Re: [PATCH 41/41] mm: replace rw_semaphore with atomic_t in vma_lock

From: Suren Baghdasaryan
Date: Tue Jan 17 2023 - 14:11:14 EST


On Tue, Jan 17, 2023 at 12:34 AM Hillf Danton <hdanton@xxxxxxxx> wrote:
>
> On Mon, 16 Jan 2023 20:52:45 -0800 Suren Baghdasaryan <surenb@xxxxxxxxxx>
> > On Mon, Jan 16, 2023 at 7:16 PM Hillf Danton <hdanton@xxxxxxxx> wrote:
> > > No you are not.
> >
> > I'm not wrong or the other way around? Please expand a bit.
>
> You are not wrong.

Ok, I think if I rewrite the vma_read_trylock() we should be fine?:

static inline bool vma_read_trylock(struct vm_area_struct *vma)
{
int count, new;

/* Check before locking.

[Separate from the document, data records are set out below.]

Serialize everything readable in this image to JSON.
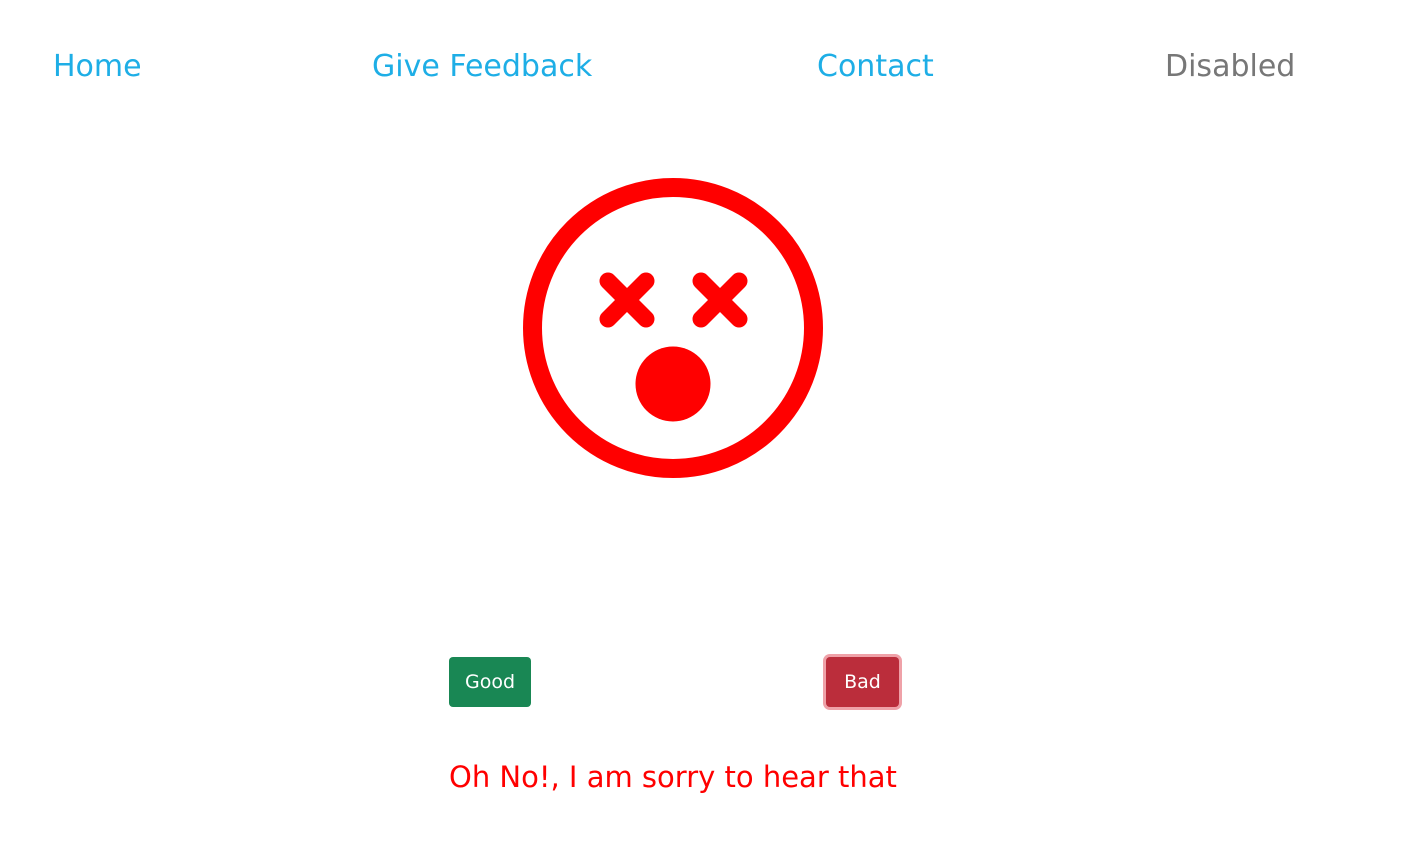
{
  "nav": {
    "home_label": "Home",
    "feedback_label": "Give Feedback",
    "contact_label": "Contact",
    "disabled_label": "Disabled"
  },
  "face": {
    "icon": "dizzy-face-icon",
    "color": "#ff0000"
  },
  "buttons": {
    "good_label": "Good",
    "bad_label": "Bad"
  },
  "colors": {
    "nav_active": "#1eaee6",
    "nav_disabled": "#777777",
    "good": "#198754",
    "bad": "#bb2d3b",
    "message": "#ff0000"
  },
  "message": {
    "text": "Oh No!, I am sorry to hear that"
  }
}
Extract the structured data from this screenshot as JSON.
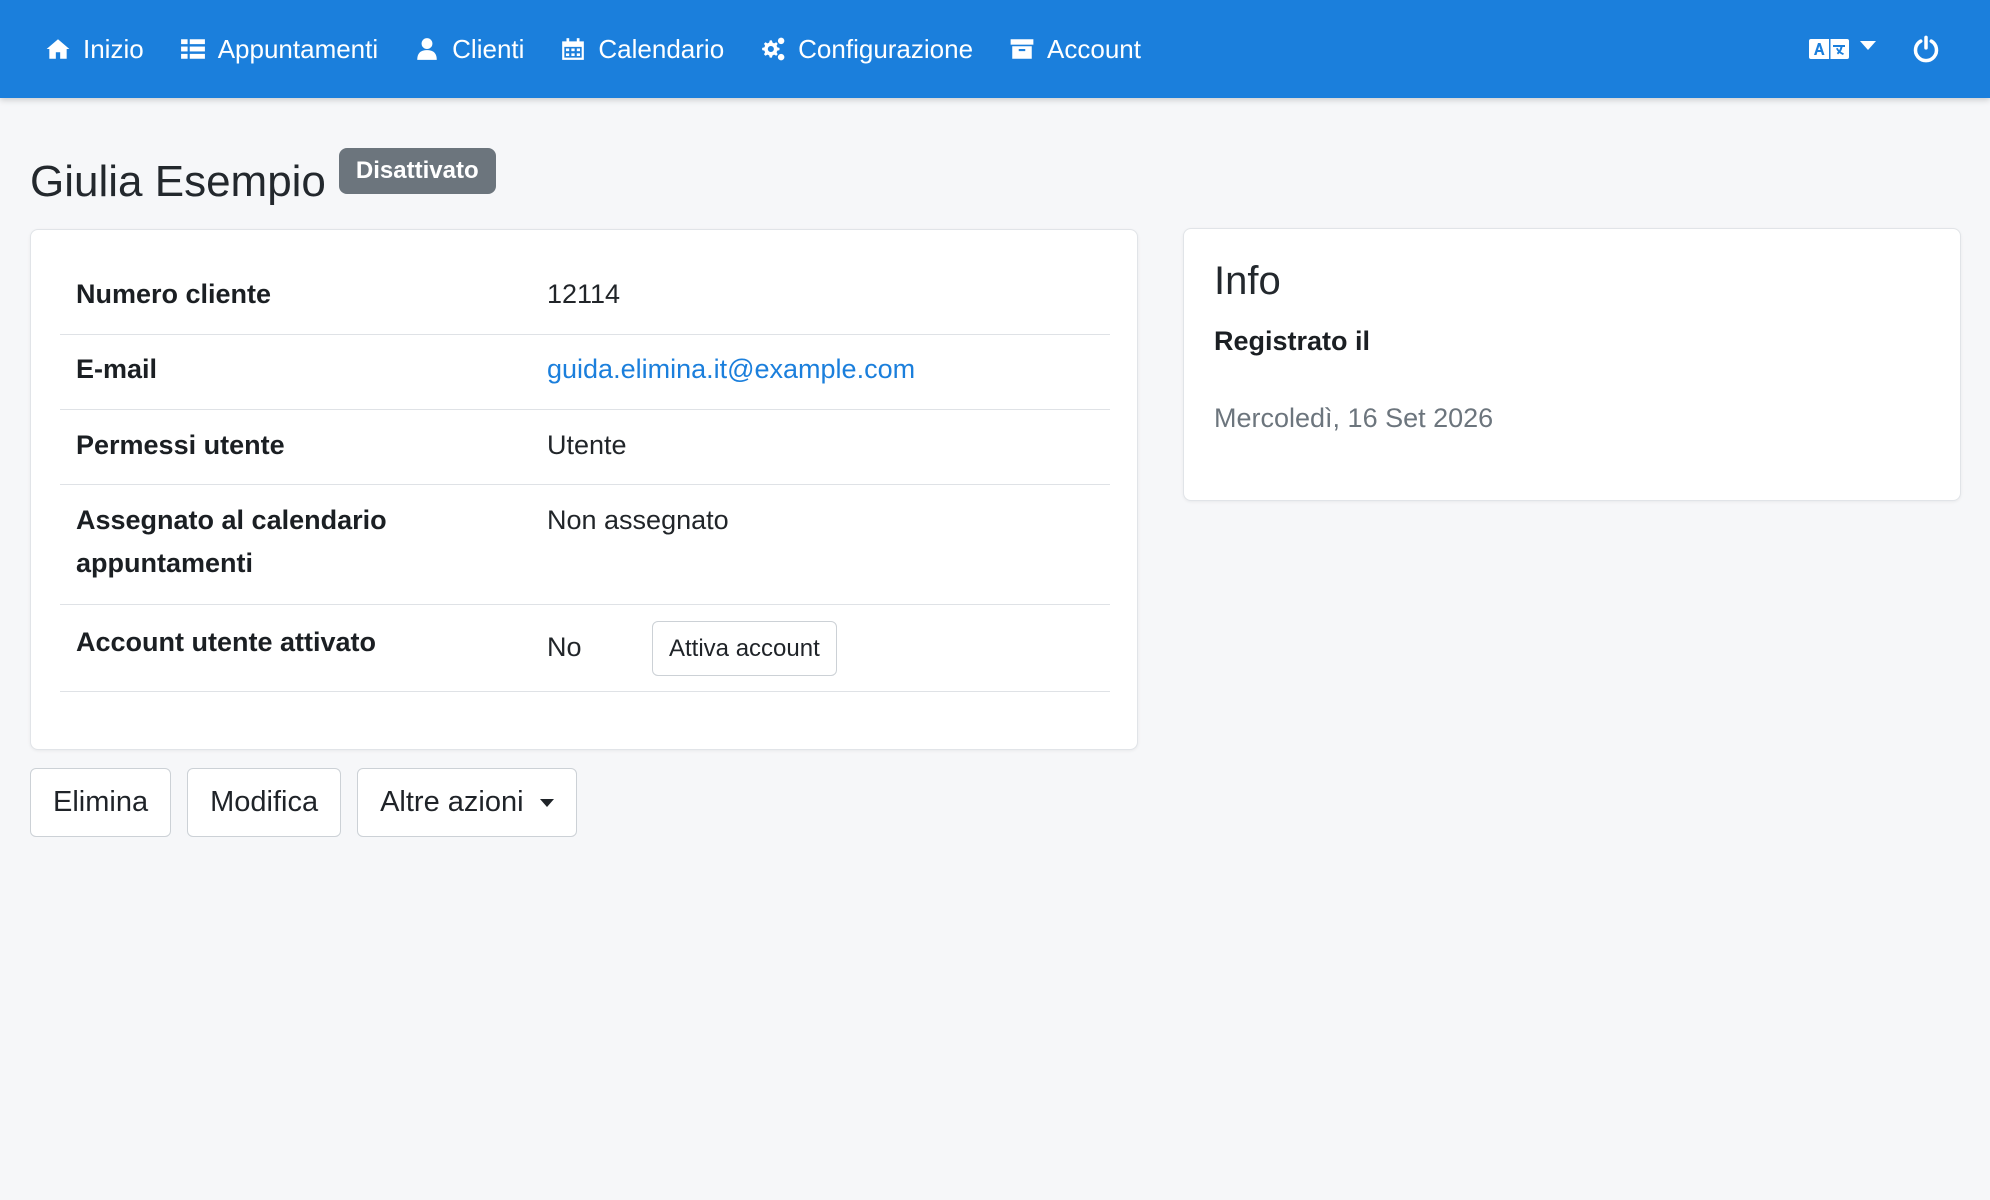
{
  "nav": {
    "items": [
      {
        "label": "Inizio",
        "icon": "home-icon"
      },
      {
        "label": "Appuntamenti",
        "icon": "list-icon"
      },
      {
        "label": "Clienti",
        "icon": "user-icon"
      },
      {
        "label": "Calendario",
        "icon": "calendar-icon"
      },
      {
        "label": "Configurazione",
        "icon": "gears-icon"
      },
      {
        "label": "Account",
        "icon": "archive-icon"
      }
    ],
    "language_icon": "language-icon",
    "power_icon": "power-icon",
    "bar_color": "#1b7fdc"
  },
  "page": {
    "title": "Giulia Esempio",
    "status": "Disattivato"
  },
  "details": {
    "rows": [
      {
        "label": "Numero cliente",
        "value": "12114"
      },
      {
        "label": "E-mail",
        "value": "guida.elimina.it@example.com"
      },
      {
        "label": "Permessi utente",
        "value": "Utente"
      },
      {
        "label": "Assegnato al calendario appuntamenti",
        "value": "Non assegnato"
      },
      {
        "label": "Account utente attivato",
        "value": "No"
      }
    ],
    "activate_button": "Attiva account"
  },
  "info": {
    "title": "Info",
    "registered_label": "Registrato il",
    "registered_value": "Mercoledì, 16 Set 2026"
  },
  "actions": {
    "delete": "Elimina",
    "edit": "Modifica",
    "more": "Altre azioni"
  }
}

A race might cause false locked result. */
if (READ_ONCE(vma->vm_lock->lock_seq) ==
READ_ONCE(vma->vm_mm->mm_lock_seq))
return false;

count = atomic_read(&vma->vm_lock->count);
for (;;) {
/*
* Is VMA is write-locked? Overflow might produce false
locked result.
* False unlocked result is impossible because we modify and check
* vma->vm_lock_seq under vma->vm_lock protection and
mm->mm_lock_seq
* modification invalidates all existing locks.
*/
if (count < 0)
return false;

new = count + 1;
/* If atomic_t overflows, fail to lock. */
if (new < 0)
return false;

/*
* Atomic RMW will provide implicit mb on success to pair
with smp_wmb in
* vma_write_lock, on failure we retry.
*/
new = atomic_cmpxchg(&vma->vm_lock->count, count, new);
if (new == count)
break;
count = new;
cpu_relax();
}
if (unlikely(READ_ONCE(vma->vm_lock->lock_seq) ==
READ_ONCE(vma->vm_mm->mm_lock_seq))) {
if (atomic_dec_and_test(&vma->vm_lock->count))
wake_up(&vma->vm_mm->vma_writer_wait);
return false;
}
return true;
}
> > >
> > > If the writer lock owner is preempted by a reader while releasing lock,
> > >
> > > set count to zero
> > > <-- preempt
> > > wake up waiters
> > >
> > > then lock is owned by reader but with read waiters.
> > >
> > > That is buggy if write waiter starvation is allowed in this patchset.
> >
> > I don't quite understand your point here. Readers don't wait, so there
> > can't be "read waiters". Could you please expand with a race diagram
> > maybe?
>
> cpu3 cpu2
> --- ---
> taskA bond to cpu3
> down_write(&mm->mmap_lock);
> vma_write_lock L
> taskB fail to take L for read
> taskC fail to take mmap_lock for write
> taskD fail to take L for read
> vma_write_unlock_mm(mm);
>
> preempted by taskE
> taskE take L for read and
> read waiters of L, taskB and taskD,
> should be woken up
>
> up_write(&mm->mmap_lock);

Readers never wait for vma lock, that's why we have only
vma_read_trylock and no vma_read_lock. In your scenario taskB and
taskD will fall back to taking mmap_lock for read after they failed
vma_read_trylock. Once taskA does up_write(mmap_lock) they will be
woken up since they are blocked on taking mmap_lock for read.

>